Il superamento del tetto di 45 giorni per le intercettazioni non si applica solo ai reati di mafia e terrorismo. Si applica anche a quelli contro la pubblica amministrazione. È bufera in queste ore sul tema, con diversi esponenti della maggioranza parlamentare che accusano la procura di Messina per una circolare, raccontata dal Fatto Quotidiano, che ricorda come esista una norma al riguardo.
Si tratta del decreto legislativo 216 del 2017. “Nei procedimenti per i delitti dei pubblici ufficiali contro la pubblica amministrazione puniti con la pena della reclusione non inferiore nel massimo a cinque anni […] si applicano le disposizioni di cui all’articolo 13 del decreto-legge 13 maggio 1991, n. 152”. Proprio la norma per le intercettazioni che riguardano i reati di mafia.
“E’ inaccettabile che ogni volta che il legislatore presenta una norma questa venga stravolta da interpretazioni elusive da parte della magistratura”, aveva dichiarato all’Ansa il deputato di FI Enrico Costa. In realtà però non si tratta di interpretazioni elusive, ma semplicemente l’applicazione di una legge in vigore.
Sul tema interviene anche la Giunta dell’Anm. “Sarebbe stato superfluo, ma si rende purtroppo necessario, ribadire che se una norma non è stata abrogata deve essere applicata.
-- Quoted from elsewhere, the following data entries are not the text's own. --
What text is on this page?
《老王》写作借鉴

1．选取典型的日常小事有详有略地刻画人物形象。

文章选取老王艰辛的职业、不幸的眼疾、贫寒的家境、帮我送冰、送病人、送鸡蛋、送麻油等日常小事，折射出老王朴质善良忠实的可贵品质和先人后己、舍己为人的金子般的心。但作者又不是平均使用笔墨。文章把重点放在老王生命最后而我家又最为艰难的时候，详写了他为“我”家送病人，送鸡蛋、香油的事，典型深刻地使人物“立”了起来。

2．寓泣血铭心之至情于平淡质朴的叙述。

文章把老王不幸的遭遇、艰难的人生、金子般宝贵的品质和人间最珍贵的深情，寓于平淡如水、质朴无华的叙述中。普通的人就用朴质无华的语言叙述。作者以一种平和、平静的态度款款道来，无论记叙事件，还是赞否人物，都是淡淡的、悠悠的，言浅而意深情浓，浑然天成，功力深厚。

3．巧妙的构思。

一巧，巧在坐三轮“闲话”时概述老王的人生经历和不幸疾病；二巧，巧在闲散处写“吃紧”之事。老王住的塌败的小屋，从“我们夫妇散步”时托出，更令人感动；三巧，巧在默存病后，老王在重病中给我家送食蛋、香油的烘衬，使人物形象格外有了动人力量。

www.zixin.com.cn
È viceversa doveroso sottolineare che, se l’intenzione del legislatore di sottrarre i reati contro la pubblica amministrazione alla più rigorosa disciplina in tema di intercettazioni non è stata fedelmente trasfusa nel testo di legge, non può addossarsi alcuna responsabilità alla magistratura”, si legge in una nota.
Ora lo scenario è quello di una nuova modifica legislativa. Non per interpretare in maniera più stringente la legge Zanettin, ma per abrogare il provvedimento del 2017 che altrimenti resterà in vigore. La scelta sarà di governo e Parlamento.